Na sua contestação, excepcionou: -a prescrição do direito alegado pelo autor (artº 482º, CC), pugnando pela absolvição do pedido; -a “inaplicabilidade” do instituto do enriquecimento sem causa invocado como causa de pedir, dada a sua natureza subsidiária, alegando que a lei faculta ao autor outros meios para sustentar e realizar a sua pretensão, quais sejam o processo de inventário e/ou a acção especial de prestação de contas, defendendo a absolvição da instância; -violação do princípio da boa-fé processual e do abuso de direito, por o divórcio ter sido decretado com fundamento na culpa exclusiva do autor (violação de deveres conjugais) e na acção se terem provado factos a tal respeito contrários aos pelo autor alegados nesta e, assim, ele agir em venire contra factum proprium.
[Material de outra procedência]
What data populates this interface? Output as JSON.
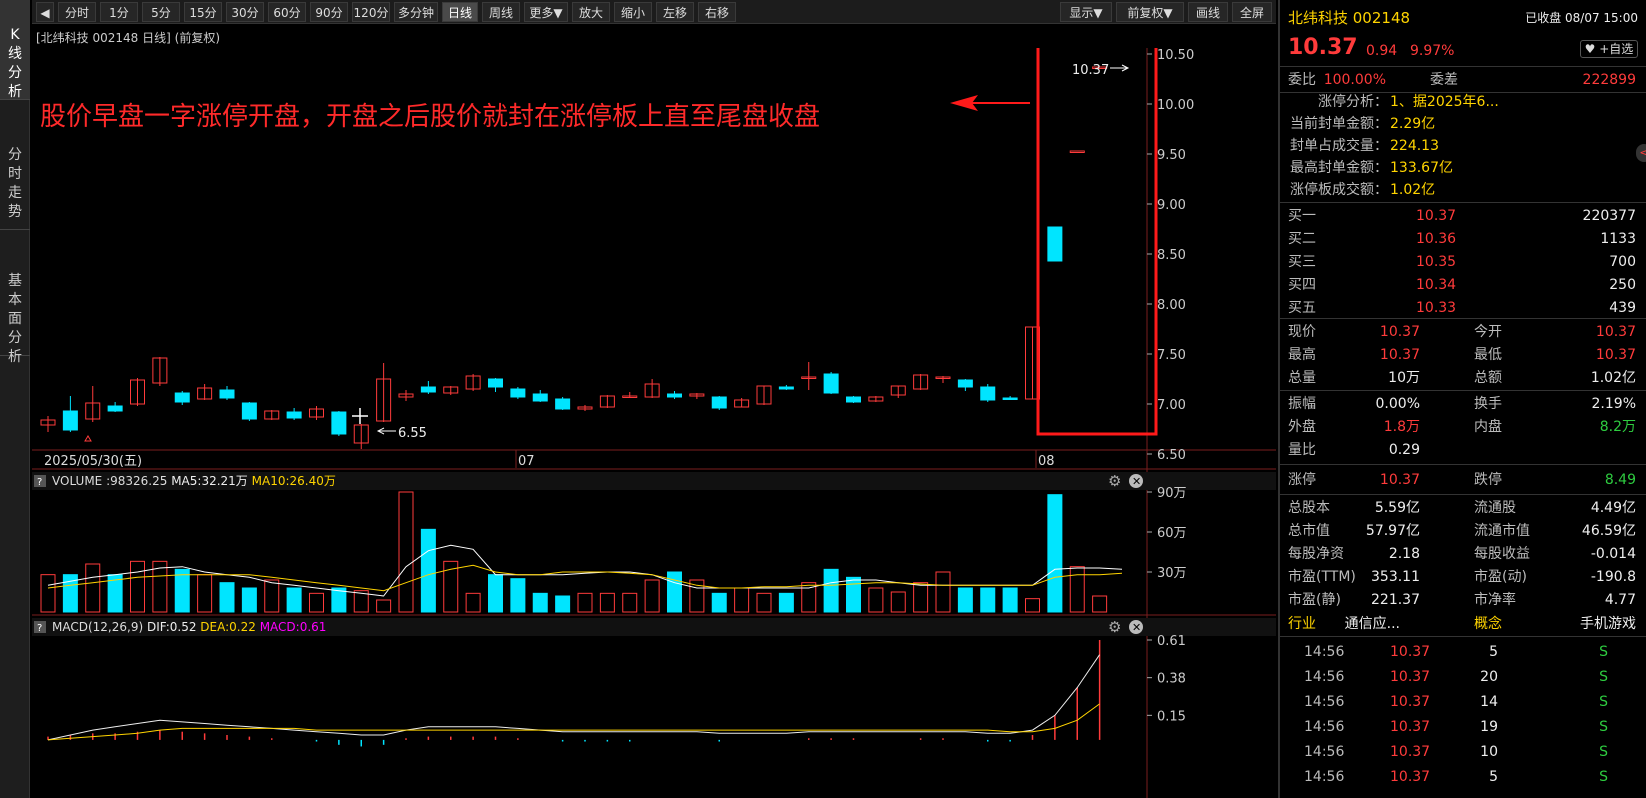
{
  "window": {
    "back_icon": "back-arrow-icon"
  },
  "toolbar": {
    "items": [
      "分时",
      "1分",
      "5分",
      "15分",
      "30分",
      "60分",
      "90分",
      "120分",
      "多分钟",
      "日线",
      "周线",
      "更多▼",
      "放大",
      "缩小",
      "左移",
      "右移"
    ],
    "active": "日线",
    "right_items": [
      "显示▼",
      "前复权▼",
      "画线",
      "全屏"
    ]
  },
  "side_tabs": [
    {
      "label": "K线分析",
      "active": true
    },
    {
      "label": "分时走势",
      "active": false
    },
    {
      "label": "基本面分析",
      "active": false
    }
  ],
  "kline": {
    "title": "[北纬科技 002148 日线]",
    "adjust": "(前复权)",
    "annotation": "股价早盘一字涨停开盘，开盘之后股价就封在涨停板上直至尾盘收盘",
    "high_label": "10.37",
    "low_label": "6.55",
    "date_label": "2025/05/30(五)",
    "month_labels": [
      "07",
      "08"
    ],
    "y_ticks": [
      "10.50",
      "10.00",
      "9.50",
      "9.00",
      "8.50",
      "8.00",
      "7.50",
      "7.00",
      "6.50"
    ]
  },
  "volume": {
    "label": "VOLUME",
    "value": ":98326.25",
    "ma5": "MA5:32.21万",
    "ma10": "MA10:26.40万",
    "y_ticks": [
      "90万",
      "60万",
      "30万"
    ]
  },
  "macd": {
    "label": "MACD(12,26,9)",
    "dif": "DIF:0.52",
    "dea": "DEA:0.22",
    "macd": "MACD:0.61",
    "y_ticks": [
      "0.61",
      "0.38",
      "0.15"
    ]
  },
  "chart_data": {
    "type": "candlestick",
    "candles": [
      [
        6.79,
        6.84,
        6.72,
        6.88
      ],
      [
        6.93,
        6.74,
        6.72,
        7.08
      ],
      [
        6.85,
        7.01,
        6.82,
        7.18
      ],
      [
        6.98,
        6.93,
        6.92,
        7.02
      ],
      [
        7.0,
        7.24,
        6.98,
        7.26
      ],
      [
        7.21,
        7.46,
        7.18,
        7.47
      ],
      [
        7.11,
        7.02,
        6.99,
        7.13
      ],
      [
        7.05,
        7.16,
        7.04,
        7.2
      ],
      [
        7.14,
        7.06,
        7.04,
        7.18
      ],
      [
        7.01,
        6.85,
        6.83,
        7.02
      ],
      [
        6.85,
        6.93,
        6.84,
        6.94
      ],
      [
        6.92,
        6.86,
        6.84,
        6.96
      ],
      [
        6.87,
        6.95,
        6.84,
        6.98
      ],
      [
        6.92,
        6.7,
        6.68,
        6.93
      ],
      [
        6.61,
        6.79,
        6.55,
        6.8
      ],
      [
        6.83,
        7.25,
        6.82,
        7.41
      ],
      [
        7.07,
        7.1,
        7.03,
        7.14
      ],
      [
        7.17,
        7.12,
        7.1,
        7.23
      ],
      [
        7.11,
        7.17,
        7.09,
        7.18
      ],
      [
        7.15,
        7.28,
        7.13,
        7.3
      ],
      [
        7.25,
        7.17,
        7.12,
        7.26
      ],
      [
        7.15,
        7.07,
        7.05,
        7.17
      ],
      [
        7.1,
        7.03,
        7.02,
        7.14
      ],
      [
        7.05,
        6.95,
        6.94,
        7.07
      ],
      [
        6.95,
        6.97,
        6.93,
        6.99
      ],
      [
        6.97,
        7.08,
        6.96,
        7.09
      ],
      [
        7.08,
        7.08,
        7.06,
        7.12
      ],
      [
        7.07,
        7.2,
        7.06,
        7.25
      ],
      [
        7.1,
        7.07,
        7.05,
        7.13
      ],
      [
        7.08,
        7.1,
        7.05,
        7.11
      ],
      [
        7.07,
        6.96,
        6.94,
        7.08
      ],
      [
        6.97,
        7.04,
        6.97,
        7.06
      ],
      [
        7.0,
        7.18,
        6.99,
        7.18
      ],
      [
        7.17,
        7.15,
        7.14,
        7.19
      ],
      [
        7.26,
        7.27,
        7.14,
        7.42
      ],
      [
        7.3,
        7.11,
        7.1,
        7.32
      ],
      [
        7.07,
        7.02,
        7.01,
        7.08
      ],
      [
        7.03,
        7.07,
        7.02,
        7.08
      ],
      [
        7.09,
        7.18,
        7.06,
        7.18
      ],
      [
        7.15,
        7.29,
        7.14,
        7.3
      ],
      [
        7.26,
        7.27,
        7.21,
        7.28
      ],
      [
        7.24,
        7.17,
        7.13,
        7.25
      ],
      [
        7.17,
        7.04,
        7.02,
        7.2
      ],
      [
        7.06,
        7.05,
        7.04,
        7.08
      ],
      [
        7.05,
        7.77,
        7.05,
        7.77
      ],
      [
        8.77,
        8.43,
        8.43,
        8.77
      ],
      [
        9.53,
        9.53,
        9.53,
        9.53
      ],
      [
        10.37,
        10.37,
        10.37,
        10.37
      ]
    ],
    "volume": [
      28,
      28,
      36,
      28,
      38,
      38,
      32,
      28,
      22,
      18,
      24,
      18,
      14,
      18,
      16,
      9,
      90,
      62,
      38,
      14,
      28,
      25,
      14,
      12,
      14,
      14,
      14,
      24,
      30,
      24,
      14,
      18,
      14,
      14,
      22,
      32,
      26,
      18,
      15,
      22,
      30,
      18,
      18,
      18,
      10,
      88,
      34,
      12,
      7
    ],
    "ma5": [
      20,
      23,
      26,
      28,
      30,
      33,
      34,
      30,
      28,
      26,
      22,
      20,
      18,
      16,
      14,
      12,
      34,
      46,
      50,
      47,
      28,
      28,
      28,
      28,
      29,
      30,
      30,
      28,
      22,
      18,
      18,
      18,
      18,
      18,
      18,
      22,
      24,
      24,
      22,
      20,
      20,
      20,
      20,
      20,
      20,
      32,
      33,
      33,
      32
    ],
    "ma10": [
      18,
      20,
      22,
      24,
      26,
      27,
      28,
      28,
      28,
      28,
      26,
      24,
      22,
      20,
      18,
      16,
      22,
      28,
      32,
      35,
      30,
      28,
      28,
      30,
      30,
      30,
      29,
      28,
      24,
      20,
      18,
      18,
      19,
      19,
      20,
      20,
      21,
      22,
      22,
      21,
      20,
      20,
      20,
      20,
      20,
      26,
      28,
      28,
      29
    ],
    "macd_hist": [
      0.02,
      0.03,
      0.04,
      0.04,
      0.05,
      0.06,
      0.05,
      0.04,
      0.03,
      0.02,
      0.01,
      0.0,
      -0.01,
      -0.03,
      -0.04,
      -0.03,
      0.01,
      0.02,
      0.02,
      0.02,
      0.02,
      0.01,
      0.0,
      -0.01,
      -0.01,
      -0.01,
      -0.01,
      0.0,
      0.0,
      0.0,
      -0.01,
      0.0,
      0.0,
      0.0,
      0.01,
      0.01,
      0.01,
      0.0,
      0.0,
      0.01,
      0.01,
      0.0,
      -0.01,
      -0.01,
      0.03,
      0.15,
      0.32,
      0.61
    ],
    "dif": [
      0.0,
      0.03,
      0.06,
      0.08,
      0.1,
      0.12,
      0.11,
      0.1,
      0.09,
      0.08,
      0.07,
      0.06,
      0.05,
      0.04,
      0.03,
      0.03,
      0.06,
      0.08,
      0.08,
      0.08,
      0.08,
      0.07,
      0.06,
      0.05,
      0.05,
      0.05,
      0.05,
      0.05,
      0.05,
      0.05,
      0.04,
      0.04,
      0.04,
      0.04,
      0.05,
      0.05,
      0.05,
      0.05,
      0.05,
      0.05,
      0.05,
      0.05,
      0.04,
      0.04,
      0.06,
      0.15,
      0.32,
      0.52
    ],
    "dea": [
      0.0,
      0.01,
      0.02,
      0.03,
      0.04,
      0.06,
      0.07,
      0.07,
      0.07,
      0.07,
      0.07,
      0.07,
      0.06,
      0.06,
      0.06,
      0.06,
      0.06,
      0.06,
      0.06,
      0.06,
      0.06,
      0.06,
      0.06,
      0.06,
      0.06,
      0.06,
      0.06,
      0.06,
      0.06,
      0.06,
      0.06,
      0.06,
      0.06,
      0.06,
      0.06,
      0.06,
      0.06,
      0.06,
      0.06,
      0.06,
      0.06,
      0.06,
      0.06,
      0.05,
      0.05,
      0.07,
      0.12,
      0.22
    ],
    "price_ylim": [
      6.5,
      10.5
    ],
    "vol_ylim": [
      0,
      90
    ],
    "macd_ylim": [
      -0.08,
      0.61
    ]
  },
  "colors": {
    "up": "#ff3b3b",
    "down": "#00e5ff",
    "ma5": "#ffffff",
    "ma10": "#ffd400",
    "dea": "#ffd400",
    "macd": "#ff00ff",
    "grid": "#7a1e1e"
  },
  "quote": {
    "name": "北纬科技 002148",
    "status": "已收盘 08/07 15:00",
    "price": "10.37",
    "change": "0.94",
    "pct": "9.97%",
    "watch_label": "+自选"
  },
  "order": {
    "weibi_label": "委比",
    "weibi": "100.00%",
    "weicha_label": "委差",
    "weicha": "222899"
  },
  "limit_info": [
    {
      "k": "涨停分析：",
      "v": "1、据2025年6..."
    },
    {
      "k": "当前封单金额：",
      "v": "2.29亿"
    },
    {
      "k": "封单占成交量：",
      "v": "224.13"
    },
    {
      "k": "最高封单金额：",
      "v": "133.67亿"
    },
    {
      "k": "涨停板成交额：",
      "v": "1.02亿"
    }
  ],
  "bids": [
    {
      "k": "买一",
      "p": "10.37",
      "q": "220377"
    },
    {
      "k": "买二",
      "p": "10.36",
      "q": "1133"
    },
    {
      "k": "买三",
      "p": "10.35",
      "q": "700"
    },
    {
      "k": "买四",
      "p": "10.34",
      "q": "250"
    },
    {
      "k": "买五",
      "p": "10.33",
      "q": "439"
    }
  ],
  "stats1": [
    {
      "k1": "现价",
      "v1": "10.37",
      "c1": "red",
      "k2": "今开",
      "v2": "10.37",
      "c2": "red"
    },
    {
      "k1": "最高",
      "v1": "10.37",
      "c1": "red",
      "k2": "最低",
      "v2": "10.37",
      "c2": "red"
    },
    {
      "k1": "总量",
      "v1": "10万",
      "c1": "wht",
      "k2": "总额",
      "v2": "1.02亿",
      "c2": "wht"
    }
  ],
  "stats2": [
    {
      "k1": "振幅",
      "v1": "0.00%",
      "c1": "wht",
      "k2": "换手",
      "v2": "2.19%",
      "c2": "wht"
    },
    {
      "k1": "外盘",
      "v1": "1.8万",
      "c1": "red",
      "k2": "内盘",
      "v2": "8.2万",
      "c2": "green"
    },
    {
      "k1": "量比",
      "v1": "0.29",
      "c1": "wht",
      "k2": "",
      "v2": "",
      "c2": "wht"
    }
  ],
  "stats3": [
    {
      "k1": "涨停",
      "v1": "10.37",
      "c1": "red",
      "k2": "跌停",
      "v2": "8.49",
      "c2": "green"
    }
  ],
  "stats4": [
    {
      "k1": "总股本",
      "v1": "5.59亿",
      "k2": "流通股",
      "v2": "4.49亿"
    },
    {
      "k1": "总市值",
      "v1": "57.97亿",
      "k2": "流通市值",
      "v2": "46.59亿"
    },
    {
      "k1": "每股净资",
      "v1": "2.18",
      "k2": "每股收益",
      "v2": "-0.014"
    },
    {
      "k1": "市盈(TTM)",
      "v1": "353.11",
      "k2": "市盈(动)",
      "v2": "-190.8"
    },
    {
      "k1": "市盈(静)",
      "v1": "221.37",
      "k2": "市净率",
      "v2": "4.77"
    }
  ],
  "industry": {
    "k1": "行业",
    "v1": "通信应...",
    "k2": "概念",
    "v2": "手机游戏"
  },
  "ticks": [
    {
      "t": "14:56",
      "p": "10.37",
      "v": "5",
      "s": "S"
    },
    {
      "t": "14:56",
      "p": "10.37",
      "v": "20",
      "s": "S"
    },
    {
      "t": "14:56",
      "p": "10.37",
      "v": "14",
      "s": "S"
    },
    {
      "t": "14:56",
      "p": "10.37",
      "v": "19",
      "s": "S"
    },
    {
      "t": "14:56",
      "p": "10.37",
      "v": "10",
      "s": "S"
    },
    {
      "t": "14:56",
      "p": "10.37",
      "v": "5",
      "s": "S"
    }
  ]
}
E impugnou, quiçá motivadamente, a maior parte da factualidade alegada, dizendo que, a conselho de seus pais, nunca teve intenção de constituir qualquer comunhão conjugal, uma vez que, ao contrário dela, o autor não tinha quaisquer bens próprios à data do casamento e sempre quis separar as questões patrimoniais das sentimentais, nada tendo a ver a convenção antenupcial celebrada com a questão do filho dele, do anterior casamento. O autor praticamente nunca contribuiu para as despesas, pois não auferia rendimentos para tal, valendo-se do seu ordenado de professora e ajudas dos pais e outros familiares para pagar as despesas necessárias. Concluiu, culminando exposição diametralmente oposta à da autora, que não houve atribuições pelo autor com que enriquecesse nem empobrecimento dele, pelo contrário, pelo que, caso não procedam as excepções alegadas, deve improceder a acção e ser absolvida do pedido.

O autor replicou, refutando as excepções (percutindo que, atento o regime matrimonial de separação de bens, nunca lograria obter a restituição das quantias pedidas por via do inventário e/ou da prestação de contas) e a tese fáctica alegada pela ré, juntando mais documentos.
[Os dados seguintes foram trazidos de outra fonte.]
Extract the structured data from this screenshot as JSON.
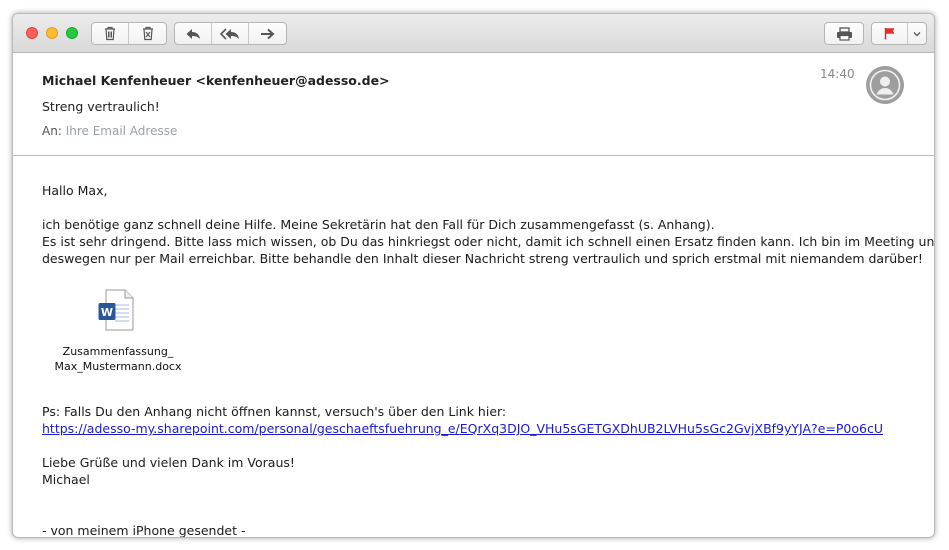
{
  "toolbar": {
    "buttons": [
      "trash-icon",
      "junk-icon",
      "reply-icon",
      "reply-all-icon",
      "forward-icon",
      "print-icon",
      "flag-icon",
      "chevron-down-icon"
    ],
    "flag_color": "#e0302e"
  },
  "email": {
    "sender": "Michael Kenfenheuer <kenfenheuer@adesso.de>",
    "subject": "Streng vertraulich!",
    "to_label": "An:",
    "to_value": "Ihre Email Adresse",
    "time": "14:40"
  },
  "body": {
    "greeting": "Hallo Max,",
    "line1": "ich benötige ganz schnell deine Hilfe. Meine Sekretärin hat den Fall für Dich zusammengefasst (s. Anhang).",
    "line2": "Es ist sehr dringend. Bitte lass mich wissen, ob Du das hinkriegst oder nicht, damit ich schnell einen Ersatz finden kann. Ich bin im Meeting und",
    "line3": "deswegen nur per Mail erreichbar. Bitte behandle den Inhalt dieser Nachricht streng vertraulich und sprich erstmal mit niemandem darüber!",
    "attachment": {
      "name_line1": "Zusammenfassung_",
      "name_line2": "Max_Mustermann.docx",
      "icon": "word-document-icon"
    },
    "ps": "Ps: Falls Du den Anhang nicht öffnen kannst, versuch's über den Link hier:",
    "link": "https://adesso-my.sharepoint.com/personal/geschaeftsfuehrung_e/EQrXq3DJO_VHu5sGETGXDhUB2LVHu5sGc2GvjXBf9yYJA?e=P0o6cU",
    "closing1": "Liebe Grüße und vielen Dank im Voraus!",
    "closing2": "Michael",
    "signature": "- von meinem iPhone gesendet -"
  }
}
Na audiência preliminar, determinou-se a junção aos autos de certidão da aludida acção de simulação e, após contraditório, proferiu-se saneador, no qual, além do mais, foi julgada improcedente a excepção de prescrição, se relegou para a decisão final o conhecimento da excepção de inaplicabilidade do instituto do enriquecimento sem causa (a pretexto de ser matéria de direito), bem como a de violação do princípio da boa-fé processual e do abuso de direito (por falta de elementos de facto), tendo-se, acto contínuo, procedido à selecção dos factos assentes e enumeração na base instrutória dos controvertidos, com reclamação parcialmente atendida.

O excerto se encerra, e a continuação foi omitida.